The 1991 Gulf War (GW) was fought by a coalition of 30 countries that included 700,000 U.S. troops. Although the war itself lasted two months, adverse health consequences from this conflict are still experienced by GW veterans. Soon after their return, many soldiers started reporting multiple, seemingly unrelated symptoms, such as memory impairment, fatigue, gastrointestinal problems, and widespread pain. This illness, termed Gulf War Illness (GWI), affects about 32% of GW veterans. Several preclinical studies suggest the presence of bioenergetic deficits in the blood and brains of veterans with GWI, as well as in the mouse models of this illness. The investigators' recent work shows that plasma levels of bioenergetic metabolites, such as nicotinamide adenine dinucleotide (NAD+), are lower in veterans with GWI compared to healthy GW controls. This corresponds with low Sirt1 levels in the peripheral blood mononuclear cells (PBMC) from veterans with GWI. Given the importance of NAD+ in cellular bioenergetics, various approaches have been explored for supplementing NAD+. Among these, supplementation with the NAD+ precursor nicotinamide riboside (NR) appears to be a viable option, since this form of NAD+ can enter the cell and cross the blood-brain-barrier. The investigators' recent animal studies show that supplementation with NR, a member of the vitamin B3 family, can correct the bioenergetic deficits in GWI mice, which corresponds with an improvement in fatigue-type behavior that is commonly reported by veterans with GWI. The main objective of this project is to determine, through the use of metabolomics and biochemical assays, if NR supplementation can maintain a healthy bioenergetic profile in the blood of veterans with GWI. The secondary objective is to determine if NR can maintain healthy blood lipid and immune biomarker profiles in GWI veterans.

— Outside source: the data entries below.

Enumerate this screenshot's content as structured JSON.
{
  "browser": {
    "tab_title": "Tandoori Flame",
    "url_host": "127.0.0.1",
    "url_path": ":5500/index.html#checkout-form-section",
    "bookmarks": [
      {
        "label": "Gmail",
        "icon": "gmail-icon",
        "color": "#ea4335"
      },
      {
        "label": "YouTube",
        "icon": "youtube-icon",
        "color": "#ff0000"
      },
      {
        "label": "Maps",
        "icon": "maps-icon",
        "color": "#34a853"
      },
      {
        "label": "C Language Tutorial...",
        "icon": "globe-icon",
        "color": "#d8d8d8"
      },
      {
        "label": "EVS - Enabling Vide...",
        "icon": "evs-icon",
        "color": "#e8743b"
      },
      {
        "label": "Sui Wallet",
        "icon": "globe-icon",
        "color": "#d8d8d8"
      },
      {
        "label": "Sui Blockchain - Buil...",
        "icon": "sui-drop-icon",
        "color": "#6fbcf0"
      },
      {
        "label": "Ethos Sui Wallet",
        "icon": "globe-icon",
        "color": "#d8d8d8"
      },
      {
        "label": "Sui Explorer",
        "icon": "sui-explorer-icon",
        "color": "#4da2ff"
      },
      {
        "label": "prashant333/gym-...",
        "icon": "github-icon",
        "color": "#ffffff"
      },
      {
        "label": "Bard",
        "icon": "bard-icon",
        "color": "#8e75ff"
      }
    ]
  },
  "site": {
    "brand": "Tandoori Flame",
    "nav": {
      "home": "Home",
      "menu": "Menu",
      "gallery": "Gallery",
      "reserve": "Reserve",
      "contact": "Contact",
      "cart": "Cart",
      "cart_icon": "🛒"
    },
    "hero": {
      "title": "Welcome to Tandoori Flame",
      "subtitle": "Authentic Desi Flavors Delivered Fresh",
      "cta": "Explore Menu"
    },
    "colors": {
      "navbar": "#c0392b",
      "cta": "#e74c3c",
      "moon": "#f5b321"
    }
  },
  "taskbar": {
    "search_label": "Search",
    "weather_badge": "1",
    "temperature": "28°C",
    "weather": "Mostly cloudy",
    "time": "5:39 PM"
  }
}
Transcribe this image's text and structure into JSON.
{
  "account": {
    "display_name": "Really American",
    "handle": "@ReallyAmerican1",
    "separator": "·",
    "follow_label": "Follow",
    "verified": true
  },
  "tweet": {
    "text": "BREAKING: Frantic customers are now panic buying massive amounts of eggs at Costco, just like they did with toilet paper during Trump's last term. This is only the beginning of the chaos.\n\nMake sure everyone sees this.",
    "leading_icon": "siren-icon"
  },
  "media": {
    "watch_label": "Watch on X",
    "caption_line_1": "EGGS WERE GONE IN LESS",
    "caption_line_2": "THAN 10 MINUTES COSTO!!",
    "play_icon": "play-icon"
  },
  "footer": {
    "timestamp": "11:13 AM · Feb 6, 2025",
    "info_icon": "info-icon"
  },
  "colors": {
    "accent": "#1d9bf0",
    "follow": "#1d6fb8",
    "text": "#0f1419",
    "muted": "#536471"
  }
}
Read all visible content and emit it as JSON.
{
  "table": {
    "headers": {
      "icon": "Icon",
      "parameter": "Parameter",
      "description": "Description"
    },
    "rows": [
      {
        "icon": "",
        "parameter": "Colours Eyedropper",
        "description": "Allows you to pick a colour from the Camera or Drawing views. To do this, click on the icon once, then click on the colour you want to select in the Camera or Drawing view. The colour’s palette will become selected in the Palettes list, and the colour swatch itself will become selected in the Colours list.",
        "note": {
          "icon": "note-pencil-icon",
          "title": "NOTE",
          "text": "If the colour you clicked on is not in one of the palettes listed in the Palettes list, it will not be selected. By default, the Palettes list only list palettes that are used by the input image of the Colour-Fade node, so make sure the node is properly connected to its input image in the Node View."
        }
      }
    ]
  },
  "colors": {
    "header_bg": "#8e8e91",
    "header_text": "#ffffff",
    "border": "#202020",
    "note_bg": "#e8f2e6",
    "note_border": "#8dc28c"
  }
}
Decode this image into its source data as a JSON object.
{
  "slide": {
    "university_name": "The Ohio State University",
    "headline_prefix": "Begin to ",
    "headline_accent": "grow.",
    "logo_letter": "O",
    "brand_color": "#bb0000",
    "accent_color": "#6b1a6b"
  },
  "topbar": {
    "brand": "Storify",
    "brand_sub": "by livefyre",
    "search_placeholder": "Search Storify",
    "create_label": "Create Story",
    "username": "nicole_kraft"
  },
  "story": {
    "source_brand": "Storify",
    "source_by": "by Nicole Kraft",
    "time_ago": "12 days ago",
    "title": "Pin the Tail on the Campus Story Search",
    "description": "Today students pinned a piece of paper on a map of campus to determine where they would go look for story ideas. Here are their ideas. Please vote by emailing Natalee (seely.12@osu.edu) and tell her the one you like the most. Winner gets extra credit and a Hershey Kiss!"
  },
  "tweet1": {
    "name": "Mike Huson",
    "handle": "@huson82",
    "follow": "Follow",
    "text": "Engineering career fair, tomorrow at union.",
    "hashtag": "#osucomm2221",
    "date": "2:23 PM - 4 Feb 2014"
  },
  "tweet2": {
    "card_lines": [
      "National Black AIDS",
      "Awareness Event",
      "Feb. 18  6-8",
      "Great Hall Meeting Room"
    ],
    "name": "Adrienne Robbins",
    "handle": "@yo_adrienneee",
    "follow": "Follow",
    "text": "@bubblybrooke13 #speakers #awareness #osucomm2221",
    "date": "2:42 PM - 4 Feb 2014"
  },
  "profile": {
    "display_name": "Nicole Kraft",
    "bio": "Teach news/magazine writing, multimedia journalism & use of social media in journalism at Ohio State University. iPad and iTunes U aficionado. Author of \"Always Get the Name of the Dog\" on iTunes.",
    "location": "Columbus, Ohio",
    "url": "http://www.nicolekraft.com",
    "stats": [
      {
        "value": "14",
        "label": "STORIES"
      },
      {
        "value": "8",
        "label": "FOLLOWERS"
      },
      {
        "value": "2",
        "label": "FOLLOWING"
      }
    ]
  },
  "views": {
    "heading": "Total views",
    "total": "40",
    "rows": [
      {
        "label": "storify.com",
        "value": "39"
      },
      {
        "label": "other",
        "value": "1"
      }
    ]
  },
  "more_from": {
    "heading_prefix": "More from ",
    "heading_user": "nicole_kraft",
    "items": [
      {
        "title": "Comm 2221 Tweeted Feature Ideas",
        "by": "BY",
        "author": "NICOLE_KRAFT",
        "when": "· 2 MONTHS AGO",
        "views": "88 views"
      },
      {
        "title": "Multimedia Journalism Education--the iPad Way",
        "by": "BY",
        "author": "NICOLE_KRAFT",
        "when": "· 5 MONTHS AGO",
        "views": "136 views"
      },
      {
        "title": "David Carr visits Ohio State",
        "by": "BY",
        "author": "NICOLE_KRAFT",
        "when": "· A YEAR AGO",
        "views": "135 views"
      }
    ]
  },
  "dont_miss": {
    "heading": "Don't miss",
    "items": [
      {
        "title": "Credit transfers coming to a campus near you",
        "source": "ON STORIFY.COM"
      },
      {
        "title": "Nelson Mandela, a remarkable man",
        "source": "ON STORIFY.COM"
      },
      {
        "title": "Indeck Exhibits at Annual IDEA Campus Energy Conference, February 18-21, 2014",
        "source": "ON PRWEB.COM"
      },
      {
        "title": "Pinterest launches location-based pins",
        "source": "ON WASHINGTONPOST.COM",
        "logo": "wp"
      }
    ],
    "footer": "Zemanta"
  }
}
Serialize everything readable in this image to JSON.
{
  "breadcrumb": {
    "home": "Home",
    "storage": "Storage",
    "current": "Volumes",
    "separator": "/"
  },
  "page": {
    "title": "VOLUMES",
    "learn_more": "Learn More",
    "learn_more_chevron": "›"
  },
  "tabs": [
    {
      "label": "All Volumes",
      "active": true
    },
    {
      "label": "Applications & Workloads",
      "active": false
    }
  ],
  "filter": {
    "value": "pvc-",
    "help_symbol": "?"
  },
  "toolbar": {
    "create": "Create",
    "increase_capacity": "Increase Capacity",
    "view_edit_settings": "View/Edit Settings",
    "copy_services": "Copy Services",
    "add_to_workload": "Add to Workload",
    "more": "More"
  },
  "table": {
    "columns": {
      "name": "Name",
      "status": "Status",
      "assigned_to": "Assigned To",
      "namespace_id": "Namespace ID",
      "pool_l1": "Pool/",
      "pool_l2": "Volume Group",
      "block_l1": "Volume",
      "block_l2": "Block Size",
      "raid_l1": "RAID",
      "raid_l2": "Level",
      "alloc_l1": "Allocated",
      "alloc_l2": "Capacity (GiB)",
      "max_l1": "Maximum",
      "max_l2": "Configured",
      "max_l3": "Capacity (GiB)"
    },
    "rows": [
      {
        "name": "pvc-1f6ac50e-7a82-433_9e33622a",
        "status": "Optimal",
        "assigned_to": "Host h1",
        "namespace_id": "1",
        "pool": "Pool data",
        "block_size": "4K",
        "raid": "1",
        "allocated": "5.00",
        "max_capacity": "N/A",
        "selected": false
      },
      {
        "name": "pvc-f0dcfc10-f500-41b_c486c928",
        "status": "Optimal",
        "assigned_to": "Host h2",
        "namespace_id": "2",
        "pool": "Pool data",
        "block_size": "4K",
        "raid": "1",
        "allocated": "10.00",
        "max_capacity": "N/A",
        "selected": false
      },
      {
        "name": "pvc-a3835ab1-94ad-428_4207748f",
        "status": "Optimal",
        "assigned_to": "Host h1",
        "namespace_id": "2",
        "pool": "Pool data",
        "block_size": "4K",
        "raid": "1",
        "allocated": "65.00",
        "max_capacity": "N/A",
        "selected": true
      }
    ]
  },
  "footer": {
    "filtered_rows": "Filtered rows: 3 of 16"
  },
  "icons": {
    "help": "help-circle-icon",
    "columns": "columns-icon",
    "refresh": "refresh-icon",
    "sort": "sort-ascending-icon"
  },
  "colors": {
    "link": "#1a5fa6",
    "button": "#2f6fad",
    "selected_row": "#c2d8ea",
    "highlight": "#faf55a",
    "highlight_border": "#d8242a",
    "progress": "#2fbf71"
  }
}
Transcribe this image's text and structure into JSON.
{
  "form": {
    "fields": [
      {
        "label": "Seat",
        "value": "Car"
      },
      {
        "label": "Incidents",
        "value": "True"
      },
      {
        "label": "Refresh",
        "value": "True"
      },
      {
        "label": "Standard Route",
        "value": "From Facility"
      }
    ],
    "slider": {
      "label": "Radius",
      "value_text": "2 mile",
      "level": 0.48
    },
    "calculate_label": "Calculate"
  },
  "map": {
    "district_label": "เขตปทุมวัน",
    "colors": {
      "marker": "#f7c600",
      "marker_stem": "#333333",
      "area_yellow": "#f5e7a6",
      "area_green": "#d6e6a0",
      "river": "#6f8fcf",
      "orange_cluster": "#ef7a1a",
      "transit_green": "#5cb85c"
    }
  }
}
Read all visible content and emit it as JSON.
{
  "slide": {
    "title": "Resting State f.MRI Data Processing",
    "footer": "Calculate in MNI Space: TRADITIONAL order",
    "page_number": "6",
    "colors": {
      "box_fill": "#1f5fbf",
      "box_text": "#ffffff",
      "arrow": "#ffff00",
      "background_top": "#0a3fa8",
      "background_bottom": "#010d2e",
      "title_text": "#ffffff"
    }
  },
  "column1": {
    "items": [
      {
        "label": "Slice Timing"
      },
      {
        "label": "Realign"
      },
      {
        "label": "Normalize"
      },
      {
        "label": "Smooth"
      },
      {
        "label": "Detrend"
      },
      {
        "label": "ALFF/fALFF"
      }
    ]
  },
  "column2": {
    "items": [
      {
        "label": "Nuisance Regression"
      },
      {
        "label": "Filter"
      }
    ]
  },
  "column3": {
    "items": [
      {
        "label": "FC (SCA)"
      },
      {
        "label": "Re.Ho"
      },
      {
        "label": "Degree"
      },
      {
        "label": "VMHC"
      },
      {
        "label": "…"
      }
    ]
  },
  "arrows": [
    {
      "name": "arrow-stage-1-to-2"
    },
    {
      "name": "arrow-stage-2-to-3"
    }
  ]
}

The study will also explore whether NR can improve general health and well-being of veterans with GWI.

Recruitment information / eligibility

• Status: Recruiting
• Enrollment: 52
• Est. completion date: February 15, 2025
• Est. primary completion date: February 15, 2025
• Accepts healthy volunteers: No
• Gender: All
• Age group: 47 Years to 70 Years

Eligibility

Inclusion Criteria:

• Both sexes, all ethnic groups, and ages 47 to 70 years.

• Subject willing and able to give informed consent.

• Medically stable as per the investigator's discretion.

• Negative urine pregnancy test for females of childbearing potential. A woman is considered of childbearing potential unless she is surgically sterile (hysterectomy or tubal ligation) or is postmenopausal (no menstrual cycle for 2 years or more).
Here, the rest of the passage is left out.